Prof Got said research showed 400 lives could be saved with an 80kph limit as it gave more time to react to unexpected situations, shorter braking distances and more chance of recovering control.

It was a misconception that rural trips would take much longer. “Drivers spend more time on the road in urban areas due to traffic jams. A half-hour trip to work can take twice as long if there is a jam, while in rural areas, traffic is much more fluid – yet people are upset cutting speed will cause them to spend two minutes longer in the car. “It makes no sense. I am confident people will see this and adapt, especially when the number of deaths falls.”

European figures show that 55% of fatal accidents happen on rural roads.

However, Pierre Chasseray, of driver group 40 Millions d’Automobilistes, said: “As your readers know, there are plenty of rural areas in the UK but its speed limit is 97kph and its road death toll is significantly less than in France. “In Germany it is 100kph and it also has fewer deaths; while in Denmark, when they raised the secondary road speed limit from 80kph to 90kph, the number of deaths dropped by 13%. “It is not by having cars go at 80kph that the number of road deaths will drop but by a change in driver behaviour.” If the government insisted on a speed cut it should start on narrow country roads with hardly space for two cars. Saying that wider roads were more dangerous “flies in the face of the experience of drivers who use these roads every day”.

However, Prof Got said comparisons with Germany and the UK do not compare like with like. “France is much less built-up than these two which obviously affects how people drive.”

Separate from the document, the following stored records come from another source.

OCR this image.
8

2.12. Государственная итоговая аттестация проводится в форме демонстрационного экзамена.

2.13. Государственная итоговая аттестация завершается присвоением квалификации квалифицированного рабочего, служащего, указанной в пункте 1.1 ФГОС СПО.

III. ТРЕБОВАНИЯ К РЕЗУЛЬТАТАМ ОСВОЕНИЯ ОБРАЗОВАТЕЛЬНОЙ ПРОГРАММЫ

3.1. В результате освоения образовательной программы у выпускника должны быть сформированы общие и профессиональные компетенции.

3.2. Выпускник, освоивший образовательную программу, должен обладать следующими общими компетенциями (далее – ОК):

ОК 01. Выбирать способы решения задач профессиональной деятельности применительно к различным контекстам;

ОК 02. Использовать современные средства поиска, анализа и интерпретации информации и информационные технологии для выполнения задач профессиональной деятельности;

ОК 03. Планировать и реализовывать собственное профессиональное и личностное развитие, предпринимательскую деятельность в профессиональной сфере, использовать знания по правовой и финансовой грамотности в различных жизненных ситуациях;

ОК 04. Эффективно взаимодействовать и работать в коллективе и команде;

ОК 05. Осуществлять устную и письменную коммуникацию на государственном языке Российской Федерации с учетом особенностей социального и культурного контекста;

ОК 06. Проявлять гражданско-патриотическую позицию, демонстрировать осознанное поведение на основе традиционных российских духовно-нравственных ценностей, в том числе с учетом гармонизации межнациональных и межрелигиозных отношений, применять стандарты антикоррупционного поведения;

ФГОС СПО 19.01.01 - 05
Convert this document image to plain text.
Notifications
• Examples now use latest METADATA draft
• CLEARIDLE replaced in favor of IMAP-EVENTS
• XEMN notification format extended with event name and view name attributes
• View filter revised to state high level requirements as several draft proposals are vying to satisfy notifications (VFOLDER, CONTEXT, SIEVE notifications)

He criticised the call for a limit only on narrow roads. “There are more deaths on well-maintained and wider secondary roads than on small ones. This is because they have more traffic. Mortality rates in rural areas are a function of traffic rather than road condition.” He said the anti-limit campaign was “a conjunction with those who simply like to speed, represented mainly by 40 Millions d’Automobilistes, and political forces, dominated by the Front National, who use it just to oppose the government. “The Front National has made fighting against speed cameras and limits one of its populist arguments for years.”

Mr Chasseray said the association’s main argument against the speed cut was that “it flies in the face of common sense” but he admitted being surprised by the depth of opposition. If the government persisted, it would use up its capital of political goodwill and, “obviously have political consequences,” probably as early as the European elections in 2019. “The message I hear over and over again from rural areas is that this is a measure imposed by a government in Paris which does not listen to the people. “Unfortunately, if this is pushed through, politically the only people who will benefit are the extremes. I hope the measure will not be implemented.”

Mr Chasseray said that using private firms to police roads in Normandy was a step too far for privatisation in France.

He told journalists: “This goes beyond the fact of whether you are for or against speed cameras; privatisation does not work. This enforcement should be the job of the police.”

He pointed to the recent law change on parking fines where a private company in Paris has been accused of breaking the law to artificially inflate the numbers of cars getting tickets. So far 5,000 drivers are to have their fines refunded.